Umowę o dostawie dwóch zestawów rozpoznawczych średniego zasięgu MON podpisało z izraelską firmą Aeronautics pod koniec lutego, w ramach "pilnej potrzeby operacyjnej". Warty ok. 90 mln zł kontrakt przewidywał dostarczenie Polsce dwóch zestawów - po cztery statki latające i dwie naziemne stacje kontroli lotów w każdym. Jeden zestaw miał trafić do Afganistanu, drugi służyć do szkolenia w kraju.

"Przekazanie zestawów opóźnia się z powodów leżących po stronie dostawcy"

W ostatnich tygodniach Idzik zapowiadał, że przekazanie zestawów opóźnia się z powodów leżących po stronie dostawcy, który zobowiązał się do pokrycia części kosztów eksploatacji w początkowym okresie. Do sprawy wróciła środowa "Gazeta Wyborcza".

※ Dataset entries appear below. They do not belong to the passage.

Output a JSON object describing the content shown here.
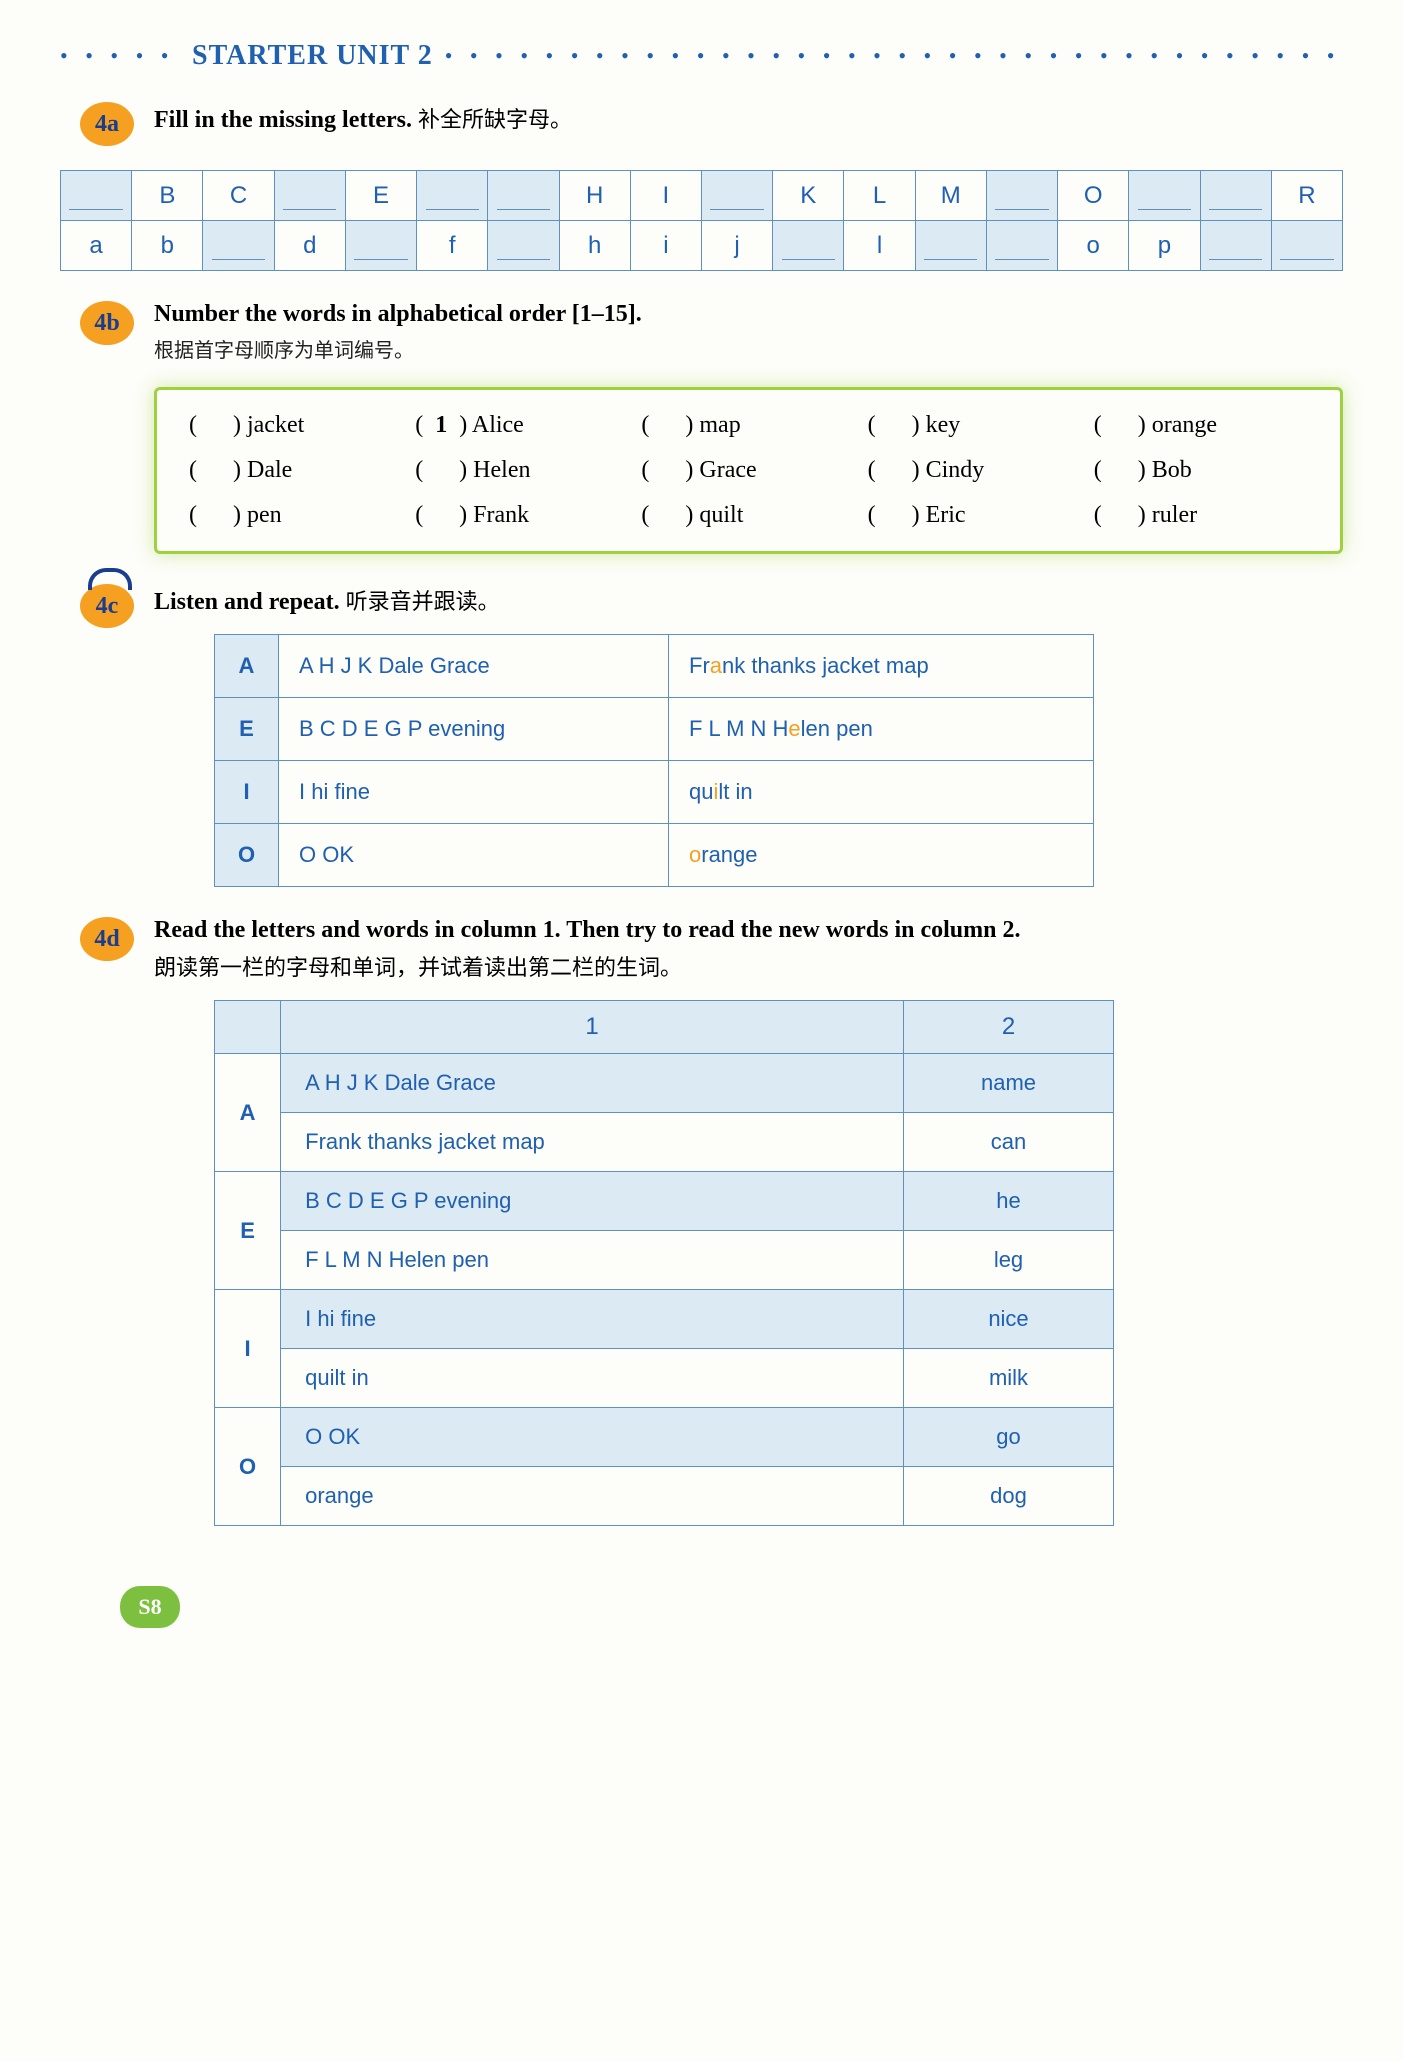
{
  "unit_title": "STARTER UNIT 2",
  "dots": "• • • • • • • • • • • • • • • • • • • • • • • • • • • • • • • • • • • •",
  "dots_left": "• • • • • • •",
  "s4a": {
    "badge": "4a",
    "instr": "Fill in the missing letters.",
    "cn": "补全所缺字母。",
    "row1": [
      "",
      "B",
      "C",
      "",
      "E",
      "",
      "",
      "H",
      "I",
      "",
      "K",
      "L",
      "M",
      "",
      "O",
      "",
      "",
      "R"
    ],
    "row2": [
      "a",
      "b",
      "",
      "d",
      "",
      "f",
      "",
      "h",
      "i",
      "j",
      "",
      "l",
      "",
      "",
      "o",
      "p",
      "",
      ""
    ]
  },
  "s4b": {
    "badge": "4b",
    "instr": "Number the words in alphabetical order [1–15].",
    "cn": "根据首字母顺序为单词编号。",
    "words": [
      {
        "n": "",
        "w": "jacket"
      },
      {
        "n": "1",
        "w": "Alice"
      },
      {
        "n": "",
        "w": "map"
      },
      {
        "n": "",
        "w": "key"
      },
      {
        "n": "",
        "w": "orange"
      },
      {
        "n": "",
        "w": "Dale"
      },
      {
        "n": "",
        "w": "Helen"
      },
      {
        "n": "",
        "w": "Grace"
      },
      {
        "n": "",
        "w": "Cindy"
      },
      {
        "n": "",
        "w": "Bob"
      },
      {
        "n": "",
        "w": "pen"
      },
      {
        "n": "",
        "w": "Frank"
      },
      {
        "n": "",
        "w": "quilt"
      },
      {
        "n": "",
        "w": "Eric"
      },
      {
        "n": "",
        "w": "ruler"
      }
    ]
  },
  "s4c": {
    "badge": "4c",
    "instr": "Listen and repeat.",
    "cn": "听录音并跟读。",
    "rows": [
      {
        "k": "A",
        "c1": "A H J K Dale Grace",
        "c2p": "Fr",
        "c2a": "a",
        "c2s": "nk thanks jacket map"
      },
      {
        "k": "E",
        "c1": "B C D E G P evening",
        "c2p": "F L M N H",
        "c2a": "e",
        "c2s": "len pen"
      },
      {
        "k": "I",
        "c1": "I hi fine",
        "c2p": "qu",
        "c2a": "i",
        "c2s": "lt in"
      },
      {
        "k": "O",
        "c1": "O OK",
        "c2p": "",
        "c2a": "o",
        "c2s": "range"
      }
    ]
  },
  "s4d": {
    "badge": "4d",
    "instr": "Read the letters and words in column 1. Then try to read the new words in column 2.",
    "cn": "朗读第一栏的字母和单词，并试着读出第二栏的生词。",
    "h1": "1",
    "h2": "2",
    "groups": [
      {
        "k": "A",
        "r": [
          {
            "c1": "A H J K Dale Grace",
            "c2": "name",
            "shade": true
          },
          {
            "c1": "Frank thanks jacket map",
            "c2": "can",
            "shade": false
          }
        ]
      },
      {
        "k": "E",
        "r": [
          {
            "c1": "B C D E G P evening",
            "c2": "he",
            "shade": true
          },
          {
            "c1": "F L M N Helen pen",
            "c2": "leg",
            "shade": false
          }
        ]
      },
      {
        "k": "I",
        "r": [
          {
            "c1": "I hi fine",
            "c2": "nice",
            "shade": true
          },
          {
            "c1": "quilt in",
            "c2": "milk",
            "shade": false
          }
        ]
      },
      {
        "k": "O",
        "r": [
          {
            "c1": "O OK",
            "c2": "go",
            "shade": true
          },
          {
            "c1": "orange",
            "c2": "dog",
            "shade": false
          }
        ]
      }
    ]
  },
  "page": "S8"
}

Dotychczas polskie wojsko posiadało jedynie bezzałogowe systemy rozpoznawcze krótkiego zasięgu - kupione przed kilku laty zestawy Orbiter, produkowane przez tę samą firmę Aeronautics Defense Systems. W Afganistanie od kilku miesięcy polscy żołnierze mogą korzystać także z wypożyczonych amerykańskich bezpilotowców typu Predator o większym zasięgu.